Crude prices buoyed despite bearish gasoline data
Oil prices were steady in the morning prior to the testimony and prepared statement from Fed Chairman Ben Bernanke and the release of the Department of Energy’s inventory report. Prices remain elevated on a WTI basis as increasing pipeline capacity out of land locked Cushing Oklahoma has allowed the spread of WTI to Brent crude oil to narrow from a high seen in the beginning of the year of $23 dollars a barrel to current levels near $3 per barrel.
WTI prices barely reacted to Tuesday evenings worse than expected inventory numbers released by the American Petroleum Institute. According to the API, crude oil inventories dropped by 2.6 million barrels during the previous week, which was in line with expectations. What surprised market participants was the increase in gasoline stocks by 2.5 million barrels where average expectations were for a draw of 1.5 million barrels. A build of gasoline during driving season as refiners are attempting to produce more gasoline can only mean that demand has declined if the statistics are accurate.

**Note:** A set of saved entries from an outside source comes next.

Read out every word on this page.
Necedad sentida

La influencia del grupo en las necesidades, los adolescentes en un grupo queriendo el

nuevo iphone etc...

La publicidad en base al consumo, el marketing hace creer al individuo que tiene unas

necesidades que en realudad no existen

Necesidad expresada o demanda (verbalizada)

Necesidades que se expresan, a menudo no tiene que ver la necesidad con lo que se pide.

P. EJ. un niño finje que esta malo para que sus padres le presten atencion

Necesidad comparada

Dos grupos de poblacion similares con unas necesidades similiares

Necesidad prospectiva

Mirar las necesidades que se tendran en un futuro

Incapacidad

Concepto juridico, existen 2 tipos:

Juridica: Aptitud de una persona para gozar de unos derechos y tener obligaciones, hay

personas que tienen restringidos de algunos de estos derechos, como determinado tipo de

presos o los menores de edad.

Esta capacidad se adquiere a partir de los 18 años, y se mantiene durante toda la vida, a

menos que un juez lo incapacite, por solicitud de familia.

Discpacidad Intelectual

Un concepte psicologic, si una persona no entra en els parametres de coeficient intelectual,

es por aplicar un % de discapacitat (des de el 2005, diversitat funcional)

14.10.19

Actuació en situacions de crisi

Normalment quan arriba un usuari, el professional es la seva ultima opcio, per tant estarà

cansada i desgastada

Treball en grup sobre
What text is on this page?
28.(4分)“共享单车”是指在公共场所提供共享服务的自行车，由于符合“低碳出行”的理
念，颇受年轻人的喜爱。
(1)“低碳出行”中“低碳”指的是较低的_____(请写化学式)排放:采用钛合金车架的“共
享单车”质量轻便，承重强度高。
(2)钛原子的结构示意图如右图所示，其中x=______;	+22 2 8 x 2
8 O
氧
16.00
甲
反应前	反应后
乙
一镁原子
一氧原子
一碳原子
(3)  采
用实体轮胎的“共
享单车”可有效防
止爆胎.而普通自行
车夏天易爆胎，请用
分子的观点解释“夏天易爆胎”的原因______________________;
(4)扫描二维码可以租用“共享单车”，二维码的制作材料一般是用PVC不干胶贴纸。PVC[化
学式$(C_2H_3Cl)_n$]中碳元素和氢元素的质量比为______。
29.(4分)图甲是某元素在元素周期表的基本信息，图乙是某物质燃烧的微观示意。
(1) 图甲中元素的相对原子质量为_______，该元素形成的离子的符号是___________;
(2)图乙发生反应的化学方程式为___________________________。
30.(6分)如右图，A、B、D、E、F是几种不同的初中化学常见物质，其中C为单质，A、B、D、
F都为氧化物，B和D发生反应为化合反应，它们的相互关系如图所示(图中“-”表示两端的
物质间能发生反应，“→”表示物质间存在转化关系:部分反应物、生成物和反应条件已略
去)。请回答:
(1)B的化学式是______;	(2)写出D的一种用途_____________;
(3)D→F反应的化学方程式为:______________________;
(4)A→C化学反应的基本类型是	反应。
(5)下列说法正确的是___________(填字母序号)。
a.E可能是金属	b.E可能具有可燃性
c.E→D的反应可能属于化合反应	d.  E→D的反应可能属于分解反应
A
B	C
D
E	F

The Department of Energy report showed similar numbers but they more volatile than the API numbers. According to the Energy Information Administration, U.S. crude oil inventories decreased by 6.9 million barrels from the previous week. Gasoline inventories increased by 3.1 million barrels last week and are well above the upper limit of the average range. Distillate fuel inventories increased by 3.9 million barrels last week and are in the lower half of the average range for this time of year.
Crude oil prices bounced off of support near the 10-day moving average and closed higher on the trading session. The RSI continues to flash a warning sign with the index printing above the 70 overbought trigger level.